Friday, June 12, 2009

De Jouvenal on the Investment Banker Bailout-Socialism of Bush and Obama

"It is far from being the case that these new aristocrats show all the characteristics of the old, or even of those who have climbed the rungs of society's ladder by their own unaided efforts. It is one thing to rise at the riser's own risks, another to owe promotion to a master's favor. A pirate like Drake, enriched by his voyages, the importance of which his ennoblement if nothing else, attests, owes everything to himself and makes a very different sort of aristocrat from a public administrator grown great in public offices often by qualities of flexibility rather than of energy.

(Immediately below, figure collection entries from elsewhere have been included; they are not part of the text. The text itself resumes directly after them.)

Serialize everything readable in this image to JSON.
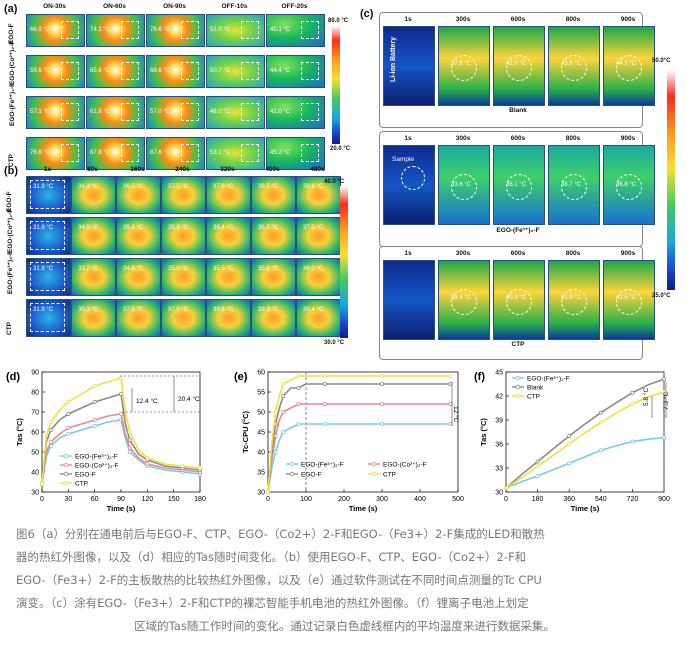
{
  "panels": {
    "a": {
      "letter": "(a)",
      "time_labels": [
        "ON-30s",
        "ON-60s",
        "ON-90s",
        "OFF-10s",
        "OFF-20s"
      ],
      "rows": [
        {
          "label": "EGO-F",
          "temps": [
            "66.9 °C",
            "74.1 °C",
            "76.6 °C",
            "51.0 °C",
            "45.1 °C"
          ]
        },
        {
          "label": "EGO-(Co²⁺)₂-F",
          "temps": [
            "59.6 °C",
            "65.6 °C",
            "68.6 °C",
            "50.7 °C",
            "44.4 °C"
          ]
        },
        {
          "label": "EGO-(Fe³⁺)₂-F",
          "temps": [
            "57.1 °C",
            "61.8 °C",
            "57.0 °C",
            "48.0 °C",
            "42.0 °C"
          ]
        },
        {
          "label": "CTP",
          "temps": [
            "76.8 °C",
            "87.8 °C",
            "87.6 °C",
            "53.1 °C",
            "45.2 °C"
          ]
        }
      ],
      "colorbar_max": "80.0 °C",
      "colorbar_min": "20.0 °C"
    },
    "b": {
      "letter": "(b)",
      "time_labels": [
        "1s",
        "80s",
        "160s",
        "240s",
        "320s",
        "400s",
        "480s"
      ],
      "rows": [
        {
          "label": "EGO-F",
          "temps": [
            "31.9 °C",
            "34.4 °C",
            "36.5 °C",
            "37.5 °C",
            "37.9 °C",
            "38.5 °C",
            "38.6 °C"
          ]
        },
        {
          "label": "EGO-(Co²⁺)₂-F",
          "temps": [
            "31.9 °C",
            "34.0 °C",
            "35.4 °C",
            "35.9 °C",
            "36.4 °C",
            "36.7 °C",
            "37.0 °C"
          ]
        },
        {
          "label": "EGO-(Fe³⁺)₂-F",
          "temps": [
            "31.9 °C",
            "33.7 °C",
            "34.9 °C",
            "35.0 °C",
            "35.5 °C",
            "35.8 °C",
            "36.0 °C"
          ]
        },
        {
          "label": "CTP",
          "temps": [
            "31.9 °C",
            "35.3 °C",
            "37.5 °C",
            "37.5 °C",
            "38.6 °C",
            "39.3 °C",
            "39.4 °C"
          ]
        }
      ],
      "colorbar_max": "40.0 °C",
      "colorbar_min": "30.0 °C"
    },
    "c": {
      "letter": "(c)",
      "time_labels": [
        "1s",
        "300s",
        "600s",
        "800s",
        "900s"
      ],
      "groups": [
        {
          "label": "Blank",
          "first_note": "Li-ion Battery",
          "temps": [
            "",
            "37.8 °C",
            "42.0 °C",
            "43.6 °C",
            "44.1 °C"
          ]
        },
        {
          "label": "EGO-(Fe³⁺)₂-F",
          "first_note": "Sample",
          "temps": [
            "",
            "33.6 °C",
            "36.1 °C",
            "36.7 °C",
            "36.8 °C"
          ]
        },
        {
          "label": "CTP",
          "first_note": "",
          "temps": [
            "",
            "38.4 °C",
            "40.3 °C",
            "41.8 °C",
            "42.5 °C"
          ]
        }
      ],
      "colorbar_max": "50.0°C",
      "colorbar_min": "25.0°C"
    }
  },
  "chart_data": [
    {
      "panel": "(d)",
      "type": "line",
      "xlabel": "Time (s)",
      "ylabel": "Tas (°C)",
      "xlim": [
        0,
        180
      ],
      "ylim": [
        30,
        90
      ],
      "xticks": [
        0,
        30,
        60,
        90,
        120,
        150,
        180
      ],
      "yticks": [
        30,
        40,
        50,
        60,
        70,
        80,
        90
      ],
      "annotations": [
        "12.4 °C",
        "20.4 °C"
      ],
      "series": [
        {
          "name": "EGO-(Fe³⁺)₂-F",
          "color": "#7ec8ec",
          "x": [
            0,
            5,
            10,
            20,
            30,
            45,
            60,
            75,
            90,
            95,
            100,
            110,
            120,
            140,
            160,
            180
          ],
          "y": [
            34,
            48,
            53,
            57,
            59,
            61,
            63,
            65,
            66,
            57,
            50,
            46,
            43,
            41,
            40,
            39
          ]
        },
        {
          "name": "EGO-(Co²⁺)₂-F",
          "color": "#e88a8a",
          "x": [
            0,
            5,
            10,
            20,
            30,
            45,
            60,
            75,
            90,
            95,
            100,
            110,
            120,
            140,
            160,
            180
          ],
          "y": [
            34,
            50,
            55,
            59,
            62,
            64,
            66,
            68,
            69,
            59,
            52,
            47,
            44,
            42,
            41,
            40
          ]
        },
        {
          "name": "EGO-F",
          "color": "#8a8a8a",
          "x": [
            0,
            5,
            10,
            20,
            30,
            45,
            60,
            75,
            90,
            95,
            100,
            110,
            120,
            140,
            160,
            180
          ],
          "y": [
            34,
            55,
            61,
            66,
            69,
            72,
            75,
            77,
            79,
            64,
            56,
            49,
            46,
            43,
            42,
            41
          ]
        },
        {
          "name": "CTP",
          "color": "#f0e040",
          "x": [
            0,
            5,
            10,
            20,
            30,
            45,
            60,
            75,
            90,
            95,
            100,
            110,
            120,
            140,
            160,
            180
          ],
          "y": [
            34,
            58,
            65,
            71,
            75,
            79,
            83,
            85,
            87,
            70,
            60,
            51,
            47,
            44,
            43,
            42
          ]
        }
      ]
    },
    {
      "panel": "(e)",
      "type": "line",
      "xlabel": "Time (s)",
      "ylabel": "Tc-CPU (°C)",
      "xlim": [
        0,
        500
      ],
      "ylim": [
        30,
        60
      ],
      "xticks": [
        0,
        100,
        200,
        300,
        400,
        500
      ],
      "yticks": [
        30,
        35,
        40,
        45,
        50,
        55,
        60
      ],
      "annotations": [
        "12 °C"
      ],
      "series": [
        {
          "name": "EGO-(Fe³⁺)₂-F",
          "color": "#7ec8ec",
          "x": [
            0,
            10,
            20,
            30,
            40,
            60,
            80,
            100,
            150,
            200,
            300,
            400,
            480
          ],
          "y": [
            30,
            36,
            40,
            43,
            45,
            46,
            47,
            47,
            47,
            47,
            47,
            47,
            47
          ]
        },
        {
          "name": "EGO-(Co²⁺)₂-F",
          "color": "#e88a8a",
          "x": [
            0,
            10,
            20,
            30,
            40,
            60,
            80,
            100,
            150,
            200,
            300,
            400,
            480
          ],
          "y": [
            30,
            38,
            44,
            48,
            50,
            51,
            52,
            52,
            52,
            52,
            52,
            52,
            52
          ]
        },
        {
          "name": "EGO-F",
          "color": "#8a8a8a",
          "x": [
            0,
            10,
            20,
            30,
            40,
            60,
            80,
            100,
            150,
            200,
            300,
            400,
            480
          ],
          "y": [
            30,
            40,
            47,
            51,
            54,
            56,
            56,
            57,
            57,
            57,
            57,
            57,
            57
          ]
        },
        {
          "name": "CTP",
          "color": "#f0e040",
          "x": [
            0,
            10,
            20,
            30,
            40,
            60,
            80,
            100,
            150,
            200,
            300,
            400,
            480
          ],
          "y": [
            30,
            42,
            50,
            54,
            57,
            58,
            59,
            59,
            59,
            59,
            59,
            59,
            59
          ]
        }
      ]
    },
    {
      "panel": "(f)",
      "type": "line",
      "xlabel": "Time (s)",
      "ylabel": "Tas (°C)",
      "xlim": [
        0,
        900
      ],
      "ylim": [
        30,
        45
      ],
      "xticks": [
        0,
        180,
        360,
        540,
        720,
        900
      ],
      "yticks": [
        30,
        33,
        36,
        39,
        42,
        45
      ],
      "annotations": [
        "5.8 °C",
        "7.3 °C"
      ],
      "series": [
        {
          "name": "EGO-(Fe³⁺)₂-F",
          "color": "#7ec8ec",
          "x": [
            0,
            90,
            180,
            270,
            360,
            450,
            540,
            630,
            720,
            810,
            900
          ],
          "y": [
            30.5,
            31.3,
            32.0,
            32.8,
            33.6,
            34.4,
            35.2,
            35.8,
            36.3,
            36.6,
            36.8
          ]
        },
        {
          "name": "Blank",
          "color": "#8a8a8a",
          "x": [
            0,
            90,
            180,
            270,
            360,
            450,
            540,
            630,
            720,
            810,
            900
          ],
          "y": [
            30.5,
            32.2,
            33.8,
            35.4,
            37.0,
            38.5,
            39.9,
            41.2,
            42.4,
            43.4,
            44.1
          ]
        },
        {
          "name": "CTP",
          "color": "#f0e040",
          "x": [
            0,
            90,
            180,
            270,
            360,
            450,
            540,
            630,
            720,
            810,
            900
          ],
          "y": [
            30.5,
            31.8,
            33.2,
            34.6,
            36.0,
            37.4,
            38.7,
            39.9,
            41.0,
            41.9,
            42.5
          ]
        }
      ]
    }
  ],
  "caption": {
    "lines": [
      "图6（a）分别在通电前后与EGO-F、CTP、EGO-（Co2+）2-F和EGO-（Fe3+）2-F集成的LED和散热",
      "器的热红外图像，以及（d）相应的Tas随时间变化。（b）使用EGO-F、CTP、EGO-（Co2+）2-F和",
      "EGO-（Fe3+）2-F的主板散热的比较热红外图像，以及（e）通过软件测试在不同时间点测量的Tc CPU",
      "演变。（c）涂有EGO-（Fe3+）2-F和CTP的裸芯智能手机电池的热红外图像。（f）锂离子电池上划定",
      "区域的Tas随工作时间的变化。通过记录白色虚线框内的平均温度来进行数据采集。"
    ]
  }
}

"No absolute rule can be laid down, and there have been public functionaries who have displayed the most virile qualities. But often also, as was seen in the late Roman Empire, the functionary is only a freedman who has never shaken off the characteristics of a slave. Recruited from those freedmen, the ruling class of the late Empire became tame and spiritless.

"Towards the end of the ancient regime the French aristocracy, too, felt the effect of the ways in which most of its members had obtained their elevation in the astonishing picture of Pontchartrain given us by Saint-Simon (Pontchartrain [1674-1747]--His administration of his office was deplorable and Saint-Simon's memoirs are studded with unflattering references to him. He obtained his elevation through the influence of his father, who was Chancellor.)

"The tone of an aristocracy gets transformed by the process of internal decay, along with its restocking by elements with little in them of the libertarian spirit: securitarian elements come to predominate in it.

"It is the most pitiable spectacle to be found in social history. Instead of maintaining their position by their own energy and prestige, as men who are always ready to take the initiatives, responsibilities and risks which are too formidable for the other members of society, the privileged, whose role it is to protect others, aim at being protected. Who alone is placed high enough to protect them? The state. They ask it to defend for them the positions which they are no longer capable of defending for themselves and are therefore unfit to occupy.

"When the French nobility, recruited as it then was by the purchase of public offices, was no longer capable of excellence in war, then was the time that it got reserved to it by law the officers' berths. When to the merchants, who, like Sindbad, embarked in a voyage their entire capital there had succeeded a prudent generation of traders, the latter sought to have the king's navy secure to their travellers exclusive rights to some distant coast--from which their ancestors would have kept all intruders away themselves by their own artillery.

"...The essential psychological characteristic of our age is the predominance of fear over self-confidence. The worker is afraid of unemployment and of having nothing saved for old age. His demand is for what is nowadays called 'social security.'

"But the banker is just as timorous; fearing for his investments, he places the capital monies at his disposal in government issues, and is content to credit effortlessly the difference between the interest earned by these securities and the interest which he pays out to his depositors. Everyone of every class tries to rest his individual existence on the bosom of the state and tends to regard the state as the universal provider. And President Franklin Roosevelt cam out as the perfect psychologist when he laid down as 'the new rights of men' the right of the worker to be regularly employed at a regular salary, the right of the producer to sell stable quantities of goods at a stable price, and so on. Such are, in substance, the securitarian aspirations of our time.

"The new rights of man are given out as coming to complete those already proclaimed in the eighteenth century. But the least reflection is sufficient to show that in fact they contradict and abrogate them..."

Bertrand de Jouvenal, On Power, pp. 383-8. 1945.